Thanks to the late afternoon light, the redness of the rocks were brilliant.

Besides the contrast in color and the size of the formations, a spiritual sense seemed to resonate within, tugging at the soul like having your toes pulled from below in a deep pool. Native Petroglyphs can be found among the rocks, and had we arrived earlier in the day we could have taken the paths to view them. The lateness was all on me, for I convinced Craig and Anita to go in the late afternoon for my preferred photographic light. And once again, the late afternoon light didn’t disappoint.

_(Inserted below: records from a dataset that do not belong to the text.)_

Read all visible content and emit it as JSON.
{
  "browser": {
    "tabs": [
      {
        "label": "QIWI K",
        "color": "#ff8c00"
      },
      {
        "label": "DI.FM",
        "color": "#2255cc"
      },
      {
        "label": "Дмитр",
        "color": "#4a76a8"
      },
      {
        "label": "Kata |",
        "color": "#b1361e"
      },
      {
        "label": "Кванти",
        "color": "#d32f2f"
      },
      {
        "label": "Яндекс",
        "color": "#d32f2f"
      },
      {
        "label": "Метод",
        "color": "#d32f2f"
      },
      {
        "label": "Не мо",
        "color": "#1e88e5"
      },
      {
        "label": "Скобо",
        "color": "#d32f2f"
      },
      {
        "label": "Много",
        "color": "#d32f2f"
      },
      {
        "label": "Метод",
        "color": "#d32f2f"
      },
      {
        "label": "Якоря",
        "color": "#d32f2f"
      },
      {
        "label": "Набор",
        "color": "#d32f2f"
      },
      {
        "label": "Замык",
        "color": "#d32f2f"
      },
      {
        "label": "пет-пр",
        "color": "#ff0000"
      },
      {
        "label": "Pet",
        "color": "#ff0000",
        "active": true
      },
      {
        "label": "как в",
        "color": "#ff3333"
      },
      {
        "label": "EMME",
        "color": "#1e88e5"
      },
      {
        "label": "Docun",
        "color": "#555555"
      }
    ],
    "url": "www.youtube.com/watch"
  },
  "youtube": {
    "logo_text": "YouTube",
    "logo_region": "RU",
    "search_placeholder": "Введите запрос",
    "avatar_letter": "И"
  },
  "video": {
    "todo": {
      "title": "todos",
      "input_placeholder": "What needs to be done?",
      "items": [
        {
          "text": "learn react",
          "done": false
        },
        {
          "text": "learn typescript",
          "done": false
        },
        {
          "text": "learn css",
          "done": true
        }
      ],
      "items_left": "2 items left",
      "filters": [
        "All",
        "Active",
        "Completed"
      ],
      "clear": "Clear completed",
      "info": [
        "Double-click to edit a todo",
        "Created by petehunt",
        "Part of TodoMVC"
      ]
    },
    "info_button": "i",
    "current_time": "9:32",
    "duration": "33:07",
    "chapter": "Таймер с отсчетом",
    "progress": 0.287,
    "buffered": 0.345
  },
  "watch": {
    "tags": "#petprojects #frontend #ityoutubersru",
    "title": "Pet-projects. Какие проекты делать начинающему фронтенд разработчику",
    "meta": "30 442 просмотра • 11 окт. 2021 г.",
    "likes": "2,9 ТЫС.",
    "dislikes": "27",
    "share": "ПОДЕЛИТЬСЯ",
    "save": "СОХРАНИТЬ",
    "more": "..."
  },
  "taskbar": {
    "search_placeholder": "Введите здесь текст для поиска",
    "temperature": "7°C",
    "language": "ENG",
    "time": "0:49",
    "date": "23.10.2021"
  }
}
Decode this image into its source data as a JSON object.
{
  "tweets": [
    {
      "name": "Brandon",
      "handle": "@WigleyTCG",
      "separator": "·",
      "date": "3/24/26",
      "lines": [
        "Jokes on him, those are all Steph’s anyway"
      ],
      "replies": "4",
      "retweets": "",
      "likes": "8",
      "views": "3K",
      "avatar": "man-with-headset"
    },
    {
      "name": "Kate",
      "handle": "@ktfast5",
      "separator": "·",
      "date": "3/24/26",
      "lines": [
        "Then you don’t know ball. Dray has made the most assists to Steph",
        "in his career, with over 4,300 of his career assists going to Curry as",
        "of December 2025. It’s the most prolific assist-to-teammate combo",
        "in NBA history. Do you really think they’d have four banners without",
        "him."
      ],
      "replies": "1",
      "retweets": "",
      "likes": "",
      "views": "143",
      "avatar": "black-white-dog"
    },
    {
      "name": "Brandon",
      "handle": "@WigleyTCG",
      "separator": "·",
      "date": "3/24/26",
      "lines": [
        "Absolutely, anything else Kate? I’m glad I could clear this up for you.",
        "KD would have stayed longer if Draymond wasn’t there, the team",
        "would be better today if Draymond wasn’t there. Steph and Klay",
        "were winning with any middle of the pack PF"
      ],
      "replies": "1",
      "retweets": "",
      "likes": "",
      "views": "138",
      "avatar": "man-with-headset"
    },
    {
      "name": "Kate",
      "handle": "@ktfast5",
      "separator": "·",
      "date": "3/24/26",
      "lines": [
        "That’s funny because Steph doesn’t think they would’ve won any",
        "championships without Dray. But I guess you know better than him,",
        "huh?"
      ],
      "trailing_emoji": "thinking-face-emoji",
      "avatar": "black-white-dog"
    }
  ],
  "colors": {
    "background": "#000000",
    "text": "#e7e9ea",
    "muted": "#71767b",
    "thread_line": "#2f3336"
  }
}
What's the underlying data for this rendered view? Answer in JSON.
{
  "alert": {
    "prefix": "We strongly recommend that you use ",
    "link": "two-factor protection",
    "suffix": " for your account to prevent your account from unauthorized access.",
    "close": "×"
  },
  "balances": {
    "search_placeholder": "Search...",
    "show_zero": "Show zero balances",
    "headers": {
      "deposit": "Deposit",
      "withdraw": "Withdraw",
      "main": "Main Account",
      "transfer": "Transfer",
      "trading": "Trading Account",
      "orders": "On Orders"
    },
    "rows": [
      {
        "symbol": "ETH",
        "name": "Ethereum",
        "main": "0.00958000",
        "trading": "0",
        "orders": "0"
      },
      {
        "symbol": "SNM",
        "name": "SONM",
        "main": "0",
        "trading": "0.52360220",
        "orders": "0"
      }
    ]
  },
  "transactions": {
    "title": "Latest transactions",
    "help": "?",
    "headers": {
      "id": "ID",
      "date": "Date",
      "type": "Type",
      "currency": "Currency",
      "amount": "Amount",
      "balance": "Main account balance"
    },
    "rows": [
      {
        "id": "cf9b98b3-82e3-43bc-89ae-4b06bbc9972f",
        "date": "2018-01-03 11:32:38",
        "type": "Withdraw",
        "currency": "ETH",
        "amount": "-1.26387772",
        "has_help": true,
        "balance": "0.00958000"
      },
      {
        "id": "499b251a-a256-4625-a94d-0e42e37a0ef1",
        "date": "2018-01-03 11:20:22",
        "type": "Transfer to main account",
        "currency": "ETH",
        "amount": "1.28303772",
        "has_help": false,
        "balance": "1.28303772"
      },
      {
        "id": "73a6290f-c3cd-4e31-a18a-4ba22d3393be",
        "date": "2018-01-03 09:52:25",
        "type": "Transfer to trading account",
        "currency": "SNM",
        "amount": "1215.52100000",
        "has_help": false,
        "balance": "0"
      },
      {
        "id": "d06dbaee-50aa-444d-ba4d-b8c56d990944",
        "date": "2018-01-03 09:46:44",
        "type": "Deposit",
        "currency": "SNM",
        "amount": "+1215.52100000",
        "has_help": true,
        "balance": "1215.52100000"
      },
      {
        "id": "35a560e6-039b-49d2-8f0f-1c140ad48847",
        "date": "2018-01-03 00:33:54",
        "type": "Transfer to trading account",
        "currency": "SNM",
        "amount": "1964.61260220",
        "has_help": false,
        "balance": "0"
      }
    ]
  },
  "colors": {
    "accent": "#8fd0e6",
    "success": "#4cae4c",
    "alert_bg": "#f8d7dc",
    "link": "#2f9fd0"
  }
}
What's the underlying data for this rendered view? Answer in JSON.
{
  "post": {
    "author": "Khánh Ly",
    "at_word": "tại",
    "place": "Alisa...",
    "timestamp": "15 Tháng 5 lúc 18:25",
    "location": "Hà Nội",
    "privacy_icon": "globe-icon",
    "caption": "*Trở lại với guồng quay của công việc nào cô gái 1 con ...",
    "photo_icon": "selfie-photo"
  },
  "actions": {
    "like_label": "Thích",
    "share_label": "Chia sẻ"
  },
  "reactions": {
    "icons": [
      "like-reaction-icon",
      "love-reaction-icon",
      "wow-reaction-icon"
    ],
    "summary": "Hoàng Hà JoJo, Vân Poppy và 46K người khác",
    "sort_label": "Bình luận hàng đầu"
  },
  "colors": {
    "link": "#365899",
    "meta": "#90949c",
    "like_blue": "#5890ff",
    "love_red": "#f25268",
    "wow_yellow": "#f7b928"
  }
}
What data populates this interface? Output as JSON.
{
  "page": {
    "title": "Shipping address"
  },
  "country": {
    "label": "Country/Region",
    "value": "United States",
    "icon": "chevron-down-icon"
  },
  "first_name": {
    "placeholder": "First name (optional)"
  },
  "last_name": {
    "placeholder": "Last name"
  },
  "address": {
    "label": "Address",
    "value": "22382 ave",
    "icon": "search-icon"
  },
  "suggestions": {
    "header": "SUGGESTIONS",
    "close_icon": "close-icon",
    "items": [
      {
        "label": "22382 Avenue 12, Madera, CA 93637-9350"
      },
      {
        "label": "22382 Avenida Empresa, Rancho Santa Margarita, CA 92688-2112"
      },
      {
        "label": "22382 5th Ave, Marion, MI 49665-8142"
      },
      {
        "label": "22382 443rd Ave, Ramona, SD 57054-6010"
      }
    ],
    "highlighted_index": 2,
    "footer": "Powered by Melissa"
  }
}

At one of the pullouts I noticed a split tree trunk that had appeared to have suffered from an earlier fire. Blackened and mysterious, I visualized using it for contrast and composition in framing the bulbous rock formations. While traipsing through the mesquite, desert marigolds and other plants to the Y-shaped log, a group of the Rufous-Crowned Sparrows played a bit of hide and seek, hiding within the branches and foliage. It was enough to test one’s patience, yet a few images were caught of the teasing avians. They would become the seventh and final new bird in my count. And, I got my visualized image of the log.

The “parting shot” from the plane as we flew home gave a wholly different perspective of how such a huge and dominate landform seemed so small in the overview landscape of the surrounding desert.

On our flight home I was hopeful that our plane would head west from airport as it appeared most of the planes we had seen over the past week had done, and if so, that I might capture a sky-high overview of Red Rock Canyon. Fortunately I was blessed, for we had a beautiful overview that added a wholly different perspective of how such a huge and dominate landform seemed so small in the overview landscape of the surrounding desert.

They say that there is something quite special in rolling a lucky seven in Vegas, so coming home with my own “lucky seven” was heavenly. So much fun, magic and beauty, all in one week! As late newsman Whoopy Warrings used to write in closing each of his short paragraph “locals” for our country weekly, “ … and a great time was had by all.”